"Yet I have found the work engrossing, because the need of a book of the kind which makes it easy for the teacher to bring his pupils ahead more rapidly and intelligently by giving him an oversight of the entire teaching-material of the violin and under clear, practical heads in detail order of progression is making itself more urgently felt every day. In classification (there are seven grades and a preparatory grade), I have not chosen an easier and conventional plan of general consideration of difficulties; but have followed a more systematic scheme, one more closely related to the study of the instrument itself. Thus, my 'Preparatory Grade' contains only material which could be advantageously used with children and beginners, those still struggling with the simplest elementary problems—correct drawing of the bow across the open strings, in a certain rhythmic order, and the first use of the fingers. And throughout the grades are special sub-sections for special difficulties, special technical and other problems. In short, I cannot help but feel that I have compiled a real guide, one with a definite educational value, and not a catalogue, masquerading as a violinistic Baedeker.

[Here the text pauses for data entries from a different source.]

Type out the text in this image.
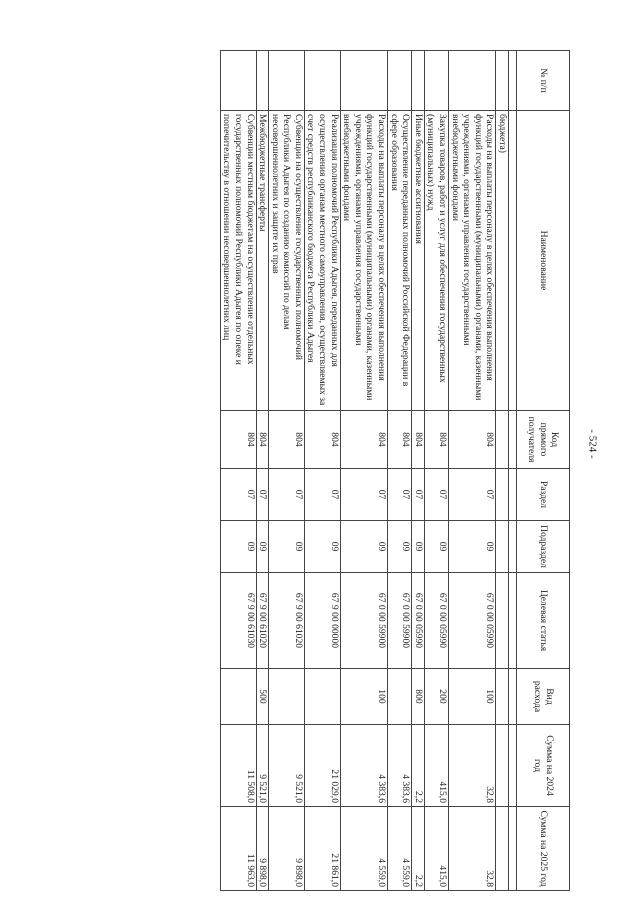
- 524 -
№ п/п	Наименование	Код прямого получателя	Раздел	Подраздел	Целевая статья	Вид расхода	Сумма на 2024 год	Сумма на 2025 год

	бюджета)							
	Расходы на выплаты персоналу в целях обеспечения выполнения функций государственными (муниципальными) органами, казенными учреждениями, органами управления государственными внебюджетными фондами	804	07	09	67 0 00 05990	100	32,8	32,8
	Закупка товаров, работ и услуг для обеспечения государственных (муниципальных) нужд	804	07	09	67 0 00 05990	200	415,0	415,0
	Иные бюджетные ассигнования	804	07	09	67 0 00 05990	800	2,2	2,2
	Осуществление переданных полномочий Российской Федерации в сфере образования	804	07	09	67 0 00 59900		4 383,6	4 559,0
	Расходы на выплаты персоналу в целях обеспечения выполнения функций государственными (муниципальными) органами, казенными учреждениями, органами управления государственными внебюджетными фондами	804	07	09	67 0 00 59900	100	4 383,6	4 559,0
	Реализация полномочий Республики Адыгея, переданных для осуществления органам местного самоуправления, осуществляемых за счет средств республиканского бюджета Республики Адыгея	804	07	09	67 9 00 00000		21 029,0	21 861,0
	Субвенции на осуществление государственных полномочий Республики Адыгея по созданию комиссий по делам несовершеннолетних и защите их прав	804	07	09	67 9 00 61020		9 521,0	9 898,0
	Межбюджетные трансферты	804	07	09	67 9 00 61020	500	9 521,0	9 898,0
	Субвенции местным бюджетам на осуществление отдельных государственных полномочий Республики Адыгея по опеке и попечительству в отношении несовершеннолетних лиц	804	07	09	67 9 00 61030		11 508,0	11 963,0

VIOLIN EDITIONS "MADE IN AMERICA"

"One of the most significant features of the violin guide I have mentioned is, perhaps, the fact that its contents largely cover the whole range of violin literature in American editions. There was a time, years ago, when 'made in Germany' was accepted as a certificate of editorial excellence and mechanical perfection. Those days have long since passed, and the American edition has come into its own. It has reached a point of development where it is of far more practical and musically stimulating value than any European edition. For American editions of violin music do not take so much for granted! They reflect in the highest degree the needs of students and players in smaller places throughout the country, and where teachers are rare or non-existent they do much to supply instruction by meticulous regard for all detail of fingering, bowing, phrasing, expression, by insisting in explanatory annotation on the correct presentation of authoritative teaching ideas and principles. In a broader sense 'Violin Mastery' knows no nationality; but yet we associate the famous artists of the day with individual and distinctively national trends of development and 'schools.' In this connection I am convinced that one result of this great war of world liberation we have waged, one by-product of the triumph of the democratic truth, will be a notably 'American' ideal of 'Violin Mastery,' in the musical as well as the technical sense. And in the development of this ideal I do not think it is too much to claim that American editions of violin music, and those who are responsible for them, will have done their part."